The Enterprise Management Agent is installed on each monitored host and is responsible for monitoring all of the targets running on those hosts, communicating that information to the Oracle Management Server, and managing and maintaining the hosts and its targets.

Figure 1-1 Architecture of the Oracle Data Masking and Subsetting

DMS_architecture.png diagram provides an overview of the architecture used in Oracle Data Masking and Subsetting.

Execution Methods

Oracle Data Masking and Subsetting provides two modes for masking and subsetting data:

  • In-Database

  • In-Export

In-Database

In-Database mode directly masks and subsets the data within a non-production database with minimal or no impact on production environments.
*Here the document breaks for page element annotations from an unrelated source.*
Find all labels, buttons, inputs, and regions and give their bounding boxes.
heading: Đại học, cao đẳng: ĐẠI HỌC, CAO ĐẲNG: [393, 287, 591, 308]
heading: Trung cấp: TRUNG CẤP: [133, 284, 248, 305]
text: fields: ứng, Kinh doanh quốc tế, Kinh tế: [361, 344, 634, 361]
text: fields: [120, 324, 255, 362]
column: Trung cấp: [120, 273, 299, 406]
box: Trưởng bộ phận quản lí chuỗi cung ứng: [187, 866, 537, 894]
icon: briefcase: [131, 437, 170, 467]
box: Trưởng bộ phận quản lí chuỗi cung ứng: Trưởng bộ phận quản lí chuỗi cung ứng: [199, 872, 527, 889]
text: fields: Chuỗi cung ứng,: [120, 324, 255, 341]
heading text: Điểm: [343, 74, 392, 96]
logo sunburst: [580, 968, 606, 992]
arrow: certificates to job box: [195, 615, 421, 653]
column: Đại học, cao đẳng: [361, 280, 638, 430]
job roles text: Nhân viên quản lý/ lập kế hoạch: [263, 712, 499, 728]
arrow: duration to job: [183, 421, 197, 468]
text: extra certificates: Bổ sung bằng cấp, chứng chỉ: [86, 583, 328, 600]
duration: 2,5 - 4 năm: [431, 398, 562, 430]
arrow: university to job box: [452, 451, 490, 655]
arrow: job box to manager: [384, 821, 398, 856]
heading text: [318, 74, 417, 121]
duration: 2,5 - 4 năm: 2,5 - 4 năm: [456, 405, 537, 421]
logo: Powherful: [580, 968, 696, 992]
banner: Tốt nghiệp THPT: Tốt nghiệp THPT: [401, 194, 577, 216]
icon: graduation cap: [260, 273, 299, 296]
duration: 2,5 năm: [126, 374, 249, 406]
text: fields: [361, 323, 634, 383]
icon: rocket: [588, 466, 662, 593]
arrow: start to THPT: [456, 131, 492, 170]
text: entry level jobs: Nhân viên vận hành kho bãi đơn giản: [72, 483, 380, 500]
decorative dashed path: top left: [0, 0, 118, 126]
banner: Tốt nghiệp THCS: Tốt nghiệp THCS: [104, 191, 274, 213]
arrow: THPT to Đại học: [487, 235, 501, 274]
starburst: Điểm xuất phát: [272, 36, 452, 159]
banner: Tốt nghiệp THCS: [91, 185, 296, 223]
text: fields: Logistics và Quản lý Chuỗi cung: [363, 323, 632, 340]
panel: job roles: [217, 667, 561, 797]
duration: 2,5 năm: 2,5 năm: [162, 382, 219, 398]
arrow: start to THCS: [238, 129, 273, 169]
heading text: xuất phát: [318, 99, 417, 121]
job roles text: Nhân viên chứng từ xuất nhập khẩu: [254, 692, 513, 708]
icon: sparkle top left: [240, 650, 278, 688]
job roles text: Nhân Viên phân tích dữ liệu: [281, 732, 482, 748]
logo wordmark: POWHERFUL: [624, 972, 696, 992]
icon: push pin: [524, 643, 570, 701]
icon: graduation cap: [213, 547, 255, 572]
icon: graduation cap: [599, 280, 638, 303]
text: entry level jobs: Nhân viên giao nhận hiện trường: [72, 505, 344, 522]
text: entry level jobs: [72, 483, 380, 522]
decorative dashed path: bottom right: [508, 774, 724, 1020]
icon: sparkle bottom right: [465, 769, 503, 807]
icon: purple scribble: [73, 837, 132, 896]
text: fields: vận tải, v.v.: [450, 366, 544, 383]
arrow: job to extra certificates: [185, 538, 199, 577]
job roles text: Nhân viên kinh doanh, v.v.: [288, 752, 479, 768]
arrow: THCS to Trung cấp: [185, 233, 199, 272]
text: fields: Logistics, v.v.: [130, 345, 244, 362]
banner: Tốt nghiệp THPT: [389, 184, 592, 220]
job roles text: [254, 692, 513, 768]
Since the In-Database masking and subsetting mode permanently changes the data in a database, it is strongly recommended to use this mode for non-production environments such as staging, test, and development databases rather than using it on production databases.

In-Export

In-Export mode masks and subsets the data in near real-time while extracting the data from a database. The extracted masked and subsetted data is written to data pump export files that are further imported into test, development, or QA databases. In general, In-Export mode is used for production databases.

Heterogeneous

Oracle Data Masking and Subsetting also supports data masking of data from any non-Oracle database, such as IBM DB2, Microsoft SQL Server, and Sybase.

Oracle Data Masking and Subsetting uses the DB links and the gateways to read data from non-Oracle production databases, copy the data to an Oracle-based staging environment, mask in the Oracle staging environment, and then write to the non-Oracle test databases.

It uses the same masking techniques that are used in the Oracle databases for masking the data.

Note:

Oracle Data Masking and Subsetting does not support automatic data discovery for non-Oracle databases, and also does not perform referential integrity for non-Oracle databases.

Methodology

Oracle Data Masking and Subsetting uses the following methodology to secure non-production database and replaces sensitive data with fictitious, but yet relevant data that meets compliance requirements.

  • Creating an Application Data Model— Discover sensitive data and data relationships, and then create or assign an Application Data Model

  • Selecting Masking Formats and Criteria— Create data masking definition and masking format types and templates based on the sensitive data that is discovered.

  • Previewing and Validating — Secure sensitive data by previewing the masking algorithm results and the subset reduction results

  • Executing Masking Transformations— Execute In-Database or In-Export masking and subsetting transformations and validate the data that is masked.

The following figure describes the methodology used in Oracle Data Masking and Subsetting.

Figure 1-2 Methodology

The DMS_methodology.png explains the 4–step methodology that Oracle Data Masking and Subsetting uses.

Workflow

The following diagram explains the Oracle Data Masking and Subsetting workflow.

Figure 1-3 Oracle Data Masking and Subsetting Workflow

The DMS_workflow.png explains the Oracle Data Masking and Subsetting workflow in a flow chart format. The three important steps of the Data Masking and Subsetting workflow are a) creating an Application Data Model b) creating a data masking definition and c) creating a data subsetting definition.

The following steps describe the Oracle Data Masking and Subsetting Workflow:

  1. Create an Application Data Model — To begin using Oracle Data Masking and Subsetting, you must create an Application Data Model (ADM). ADMs capture application metadata, referential relationships, and discover sensitive data from the source database.

  2. Create a Data Masking Definition — After an ADM is created, the next step is to create a data masking definition. A masking definition includes information regarding the table columns and the masking format for each of these columns. The mask can be created by writing the masked data to the export file.

  3. Create a Data Subsetting Definition — Create a data subsetting definition to define the table rules and rule parameters. The subset can be created by writing the subset data to the export file.